Sur l’exception d’incompétence
La société Newfund Management, ès qualités, la société Kima Ventures et M. [B] concluent à l’incompétence du tribunal de céans au profit du tribunal de commerce de Paris au motif que le présent litige oppose des associés d’une société commerciale et porte sur la cession des titres de cette société.
La société Paymium conclut dans le même sens.
M. [K] s’en rapporte mais prétend qu’à la date de délivrance de l’assignation, il disposait, en vertu des principes alors dégagés par la jurisprudence, d’une option de compétence entre le tribunal judiciaire et le tribunal de commerce.
Sur ce,
En application de l’article L.721-3 2° du code de commerce, les tribunaux de commerce connaissent des contestations relatives aux sociétés commerciales.

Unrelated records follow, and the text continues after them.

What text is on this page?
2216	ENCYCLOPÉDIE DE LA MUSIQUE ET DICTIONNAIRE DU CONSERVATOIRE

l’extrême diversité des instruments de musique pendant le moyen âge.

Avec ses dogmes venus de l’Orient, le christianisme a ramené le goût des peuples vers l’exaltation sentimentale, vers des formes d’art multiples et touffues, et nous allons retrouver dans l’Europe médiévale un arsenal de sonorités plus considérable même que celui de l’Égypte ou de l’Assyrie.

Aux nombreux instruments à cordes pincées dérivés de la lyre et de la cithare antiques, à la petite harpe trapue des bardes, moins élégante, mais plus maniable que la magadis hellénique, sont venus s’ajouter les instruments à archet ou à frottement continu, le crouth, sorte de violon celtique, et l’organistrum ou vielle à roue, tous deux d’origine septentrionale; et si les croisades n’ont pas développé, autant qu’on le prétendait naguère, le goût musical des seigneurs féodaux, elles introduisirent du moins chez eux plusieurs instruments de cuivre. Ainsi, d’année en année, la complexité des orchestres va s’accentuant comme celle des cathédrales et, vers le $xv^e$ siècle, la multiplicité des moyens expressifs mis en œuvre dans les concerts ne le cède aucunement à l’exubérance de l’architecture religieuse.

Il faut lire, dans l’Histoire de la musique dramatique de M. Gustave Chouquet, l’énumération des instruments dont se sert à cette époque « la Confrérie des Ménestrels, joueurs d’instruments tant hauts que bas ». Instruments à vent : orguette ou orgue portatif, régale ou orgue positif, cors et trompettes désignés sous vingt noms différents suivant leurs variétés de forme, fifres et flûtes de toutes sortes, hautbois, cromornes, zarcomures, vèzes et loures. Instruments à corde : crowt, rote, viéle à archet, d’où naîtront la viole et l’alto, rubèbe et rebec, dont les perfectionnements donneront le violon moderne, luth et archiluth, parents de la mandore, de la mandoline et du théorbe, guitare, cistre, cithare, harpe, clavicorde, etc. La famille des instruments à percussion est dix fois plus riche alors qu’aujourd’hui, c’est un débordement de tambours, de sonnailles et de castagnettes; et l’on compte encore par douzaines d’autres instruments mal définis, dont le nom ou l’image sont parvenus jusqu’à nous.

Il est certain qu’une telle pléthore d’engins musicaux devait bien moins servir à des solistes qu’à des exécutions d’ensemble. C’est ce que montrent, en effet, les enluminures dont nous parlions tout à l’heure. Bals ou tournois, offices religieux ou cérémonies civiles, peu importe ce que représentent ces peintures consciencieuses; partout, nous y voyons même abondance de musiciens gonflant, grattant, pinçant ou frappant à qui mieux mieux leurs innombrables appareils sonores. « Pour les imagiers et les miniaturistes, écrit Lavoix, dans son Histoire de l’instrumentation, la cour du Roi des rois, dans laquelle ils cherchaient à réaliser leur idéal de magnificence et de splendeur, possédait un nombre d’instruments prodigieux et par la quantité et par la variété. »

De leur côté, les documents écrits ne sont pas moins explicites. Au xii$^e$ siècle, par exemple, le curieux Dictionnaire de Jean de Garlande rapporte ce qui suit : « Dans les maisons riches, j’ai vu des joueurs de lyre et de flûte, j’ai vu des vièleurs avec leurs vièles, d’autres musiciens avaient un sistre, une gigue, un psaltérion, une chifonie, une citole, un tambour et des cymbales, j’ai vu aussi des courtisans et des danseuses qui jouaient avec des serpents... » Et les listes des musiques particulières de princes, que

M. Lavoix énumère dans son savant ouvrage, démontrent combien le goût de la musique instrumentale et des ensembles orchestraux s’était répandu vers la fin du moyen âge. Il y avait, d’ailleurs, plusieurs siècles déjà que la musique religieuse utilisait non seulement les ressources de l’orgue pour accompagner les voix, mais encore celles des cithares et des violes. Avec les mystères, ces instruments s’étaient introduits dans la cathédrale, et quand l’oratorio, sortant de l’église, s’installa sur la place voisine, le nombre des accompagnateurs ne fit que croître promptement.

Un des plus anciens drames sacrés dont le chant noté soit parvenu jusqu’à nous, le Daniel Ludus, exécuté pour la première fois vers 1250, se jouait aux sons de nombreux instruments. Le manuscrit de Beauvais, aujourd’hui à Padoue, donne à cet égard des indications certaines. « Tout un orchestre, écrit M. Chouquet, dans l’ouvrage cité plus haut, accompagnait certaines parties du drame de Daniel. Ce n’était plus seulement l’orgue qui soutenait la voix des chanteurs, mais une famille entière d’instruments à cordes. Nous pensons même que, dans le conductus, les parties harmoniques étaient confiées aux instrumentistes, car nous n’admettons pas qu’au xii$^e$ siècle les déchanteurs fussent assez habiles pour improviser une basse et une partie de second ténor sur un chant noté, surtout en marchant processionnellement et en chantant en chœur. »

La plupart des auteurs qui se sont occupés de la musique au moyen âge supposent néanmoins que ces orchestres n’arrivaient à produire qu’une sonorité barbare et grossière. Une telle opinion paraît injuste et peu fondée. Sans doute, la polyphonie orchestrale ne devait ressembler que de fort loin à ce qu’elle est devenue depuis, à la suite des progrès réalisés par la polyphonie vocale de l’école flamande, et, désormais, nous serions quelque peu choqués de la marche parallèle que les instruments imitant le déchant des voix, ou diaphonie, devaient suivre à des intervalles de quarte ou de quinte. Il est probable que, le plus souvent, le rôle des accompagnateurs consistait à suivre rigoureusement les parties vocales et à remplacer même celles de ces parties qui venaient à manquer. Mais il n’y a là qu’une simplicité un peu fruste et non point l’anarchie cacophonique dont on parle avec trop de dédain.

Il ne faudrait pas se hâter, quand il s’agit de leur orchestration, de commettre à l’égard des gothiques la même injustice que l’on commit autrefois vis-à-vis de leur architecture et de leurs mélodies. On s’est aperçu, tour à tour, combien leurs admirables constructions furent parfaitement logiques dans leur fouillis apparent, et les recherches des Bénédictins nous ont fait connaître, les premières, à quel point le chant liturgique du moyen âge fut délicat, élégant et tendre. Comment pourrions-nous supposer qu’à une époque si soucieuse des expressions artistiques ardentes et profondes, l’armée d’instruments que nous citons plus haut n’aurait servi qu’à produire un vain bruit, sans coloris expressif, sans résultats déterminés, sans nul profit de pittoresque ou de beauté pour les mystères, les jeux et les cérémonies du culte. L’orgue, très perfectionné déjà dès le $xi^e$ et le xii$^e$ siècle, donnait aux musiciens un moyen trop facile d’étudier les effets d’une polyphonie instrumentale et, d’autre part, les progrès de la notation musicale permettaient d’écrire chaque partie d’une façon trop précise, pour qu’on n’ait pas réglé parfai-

Il n’est dérogé à la compétence exclusive des tribunaux de commerce pour connaître de ces contestations que dans l’hypothèse où celles-ci mettent en cause une personne non commerçante qui est extérieure au pacte social et n’appartient pas aux organes de la société, auquel cas cette personne dispose du choix de saisir le tribunal civil ou le tribunal de commerce (Com. 18 novembre 2020, n°19-19.463 – Com. 15 décembre 2021, n°21-11.957 et 21-11.882) ;
Il en résulte que lorsqu’un litige oppose le dirigeant ou un autre mandataire social ou l’associé d’une société commerciale à cette société ou à un autre de ses associés ou de ses mandataires sociaux et porte sur une contestation relative à cette société commerciale, il relève de la compétence exclusive du tribunal de commerce.

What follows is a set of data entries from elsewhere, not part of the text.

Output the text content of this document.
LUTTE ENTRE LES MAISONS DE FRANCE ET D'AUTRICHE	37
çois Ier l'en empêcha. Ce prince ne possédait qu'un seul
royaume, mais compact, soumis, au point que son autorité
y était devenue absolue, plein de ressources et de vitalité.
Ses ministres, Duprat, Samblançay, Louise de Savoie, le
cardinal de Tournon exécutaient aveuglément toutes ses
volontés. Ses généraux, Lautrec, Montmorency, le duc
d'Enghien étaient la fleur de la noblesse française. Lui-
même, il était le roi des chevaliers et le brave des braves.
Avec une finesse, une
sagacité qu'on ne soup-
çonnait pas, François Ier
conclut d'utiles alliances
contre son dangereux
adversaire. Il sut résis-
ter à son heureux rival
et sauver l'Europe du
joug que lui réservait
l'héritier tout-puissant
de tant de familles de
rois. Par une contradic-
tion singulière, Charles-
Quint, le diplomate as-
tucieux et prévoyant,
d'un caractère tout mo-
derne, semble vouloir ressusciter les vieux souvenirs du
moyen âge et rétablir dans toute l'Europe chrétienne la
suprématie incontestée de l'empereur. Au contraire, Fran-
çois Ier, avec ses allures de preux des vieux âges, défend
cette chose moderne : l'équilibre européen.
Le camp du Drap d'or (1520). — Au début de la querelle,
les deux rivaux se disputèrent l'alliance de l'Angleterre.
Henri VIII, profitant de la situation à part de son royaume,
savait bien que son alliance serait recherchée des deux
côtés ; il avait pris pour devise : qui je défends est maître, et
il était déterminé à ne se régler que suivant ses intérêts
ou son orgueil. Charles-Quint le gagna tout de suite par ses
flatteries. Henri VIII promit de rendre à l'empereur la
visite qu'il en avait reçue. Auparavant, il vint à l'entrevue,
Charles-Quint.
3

En l’espèce, il est constant que les parties sont toutes associés de la société Paymium, société commerciale par la forme, et que le litige porte sur le pacte de cession d’actions de la société Paymium qu’elles ont signé le 21 juin 2015. Par suite, les défenderesses font valoir à bon droit que le litige relève de la compétence du tribunal de commerce, étant relevé que M. [K] ne disposait à la date de délivrance de l’assignation d’aucune option de compétence (Com. 6 janvier 2021 n°19-10.238).

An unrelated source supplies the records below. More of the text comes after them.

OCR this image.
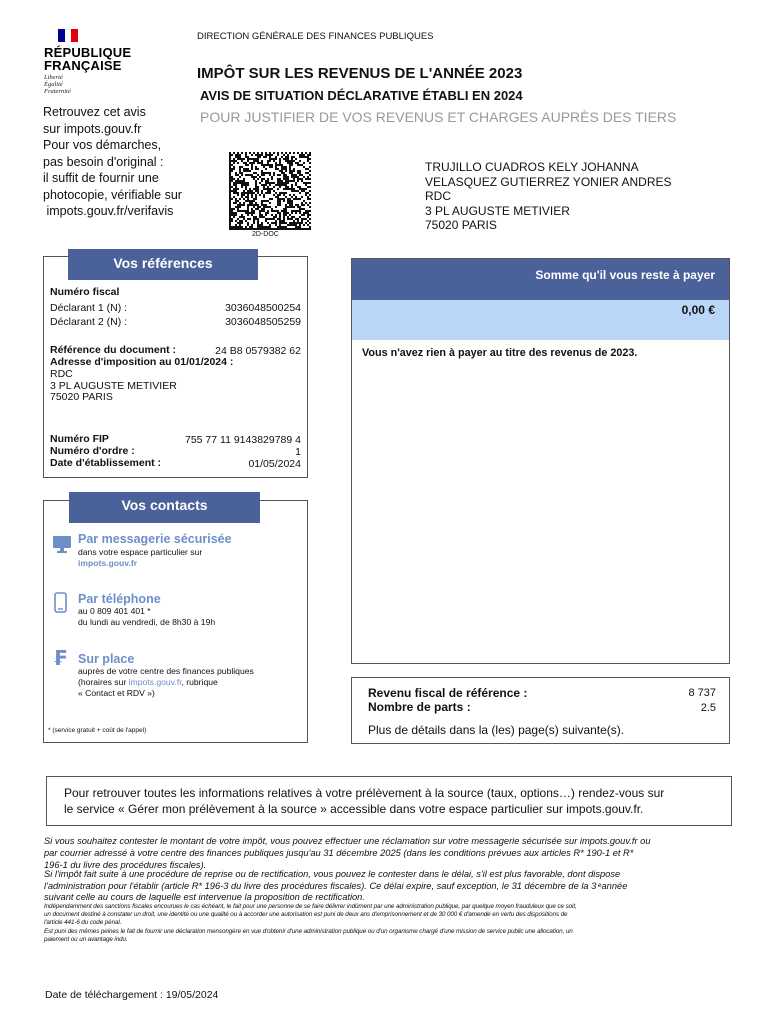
RÉPUBLIQUE
FRANÇAISE
Liberté
Égalité
Fraternité
DIRECTION GÉNÉRALE DES FINANCES PUBLIQUES
IMPÔT SUR LES REVENUS DE L'ANNÉE 2023
AVIS DE SITUATION DÉCLARATIVE ÉTABLI EN 2024
POUR JUSTIFIER DE VOS REVENUS ET CHARGES AUPRÈS DES TIERS
Retrouvez cet avis
sur impots.gouv.fr
Pour vos démarches,
pas besoin d'original :
il suffit de fournir une
photocopie, vérifiable sur
impots.gouv.fr/verifavis
2D-DOC
TRUJILLO CUADROS KELY JOHANNA
VELASQUEZ GUTIERREZ YONIER ANDRES
RDC
3 PL AUGUSTE METIVIER
75020 PARIS
Vos références
Numéro fiscal
Déclarant 1 (N) :	3036048500254
Déclarant 2 (N) :	3036048505259
Référence du document :	24 B8 0579382 62
Adresse d'imposition au 01/01/2024 :
RDC
3 PL AUGUSTE METIVIER
75020 PARIS
Numéro FIP	755 77 11 9143829789 4
Numéro d'ordre :	1
Date d'établissement :	01/05/2024
Vos contacts
Par messagerie sécurisée
dans votre espace particulier sur
impots.gouv.fr
Par téléphone
au 0 809 401 401 *
du lundi au vendredi, de 8h30 à 19h
₣ Sur place
auprès de votre centre des finances publiques
(horaires sur impots.gouv.fr, rubrique
« Contact et RDV »)
* (service gratuit + coût de l'appel)
Somme qu'il vous reste à payer
0,00 €
Vous n'avez rien à payer au titre des revenus de 2023.
Revenu fiscal de référence :	8 737
Nombre de parts :	2.5
Plus de détails dans la (les) page(s) suivante(s).
Pour retrouver toutes les informations relatives à votre prélèvement à la source (taux, options…) rendez-vous sur
le service « Gérer mon prélèvement à la source » accessible dans votre espace particulier sur impots.gouv.fr.
Si vous souhaitez contester le montant de votre impôt, vous pouvez effectuer une réclamation sur votre messagerie sécurisée sur impots.gouv.fr ou
par courrier adressé à votre centre des finances publiques jusqu'au 31 décembre 2025 (dans les conditions prévues aux articles R* 190-1 et R*
196-1 du livre des procédures fiscales).
Si l'impôt fait suite à une procédure de reprise ou de rectification, vous pouvez le contester dans le délai, s'il est plus favorable, dont dispose
l'administration pour l'établir (article R* 196-3 du livre des procédures fiscales). Ce délai expire, sauf exception, le 31 décembre de la 3 ͤ année
suivant celle au cours de laquelle est intervenue la proposition de rectification.
Indépendamment des sanctions fiscales encourues le cas échéant, le fait pour une personne de se faire délivrer indûment par une administration publique, par quelque moyen frauduleux que ce soit,
un document destiné à constater un droit, une identité ou une qualité ou à accorder une autorisation est puni de deux ans d'emprisonnement et de 30 000 € d'amende en vertu des dispositions de
l'article 441-6 du code pénal.
Est puni des mêmes peines le fait de fournir une déclaration mensongère en vue d'obtenir d'une administration publique ou d'un organisme chargé d'une mission de service public une allocation, un
paiement ou un avantage indu.
Date de téléchargement : 19/05/2024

Il convient par conséquent de déclarer le tribunal judiciaire de Paris incompétent et de renvoyer l’affaire devant le tribunal de commerce de Paris dans les termes précisés au dispositif ci-après.
Sur les autres demandes
Les dépens de l’incident seront réservés pour être jugés en même temps que ceux de l’instance au fond. Il n’y a pas lieu à ce stade de la procédure de faire application des dispositions de l’article 700 du code de procédure civile. Les défendeurs seront par conséquent déboutés de la demande qu’ils forment à ce titre.
PAR CES MOTIFS
Le juge de la mise en état, statuant publiquement, par ordonnance mise à disposition au greffe, contradictoire et susceptible d’appel dans les conditions de l’article 795 du code de procédure civile ;
Déclare le tribunal judiciaire de Paris incompétent au profit du tribunal de commerce de Paris ;
Ordonne le renvoi de l’affaire devant le tribunal de commerce de Paris ;
Dit qu’à défaut d’appel, le dossier lui sera transmis par le greffe avec une copie de la décision de renvoi dans les conditions de l’article 82 du code de procédure civile ;
Déboute la SA Newfund Management, prise en sa qualité de représentant des fonds professionnels de capital investissement Newfund 1 et de Booster 1, la SASU Kima Ventures, la SAS Paymium et M. [M] [B] de leurs demandes au titre de l’article 700 du code de procédure civile ;
Réserve les dépens ;
Faite et rendue à Paris le 25 Juin 2024.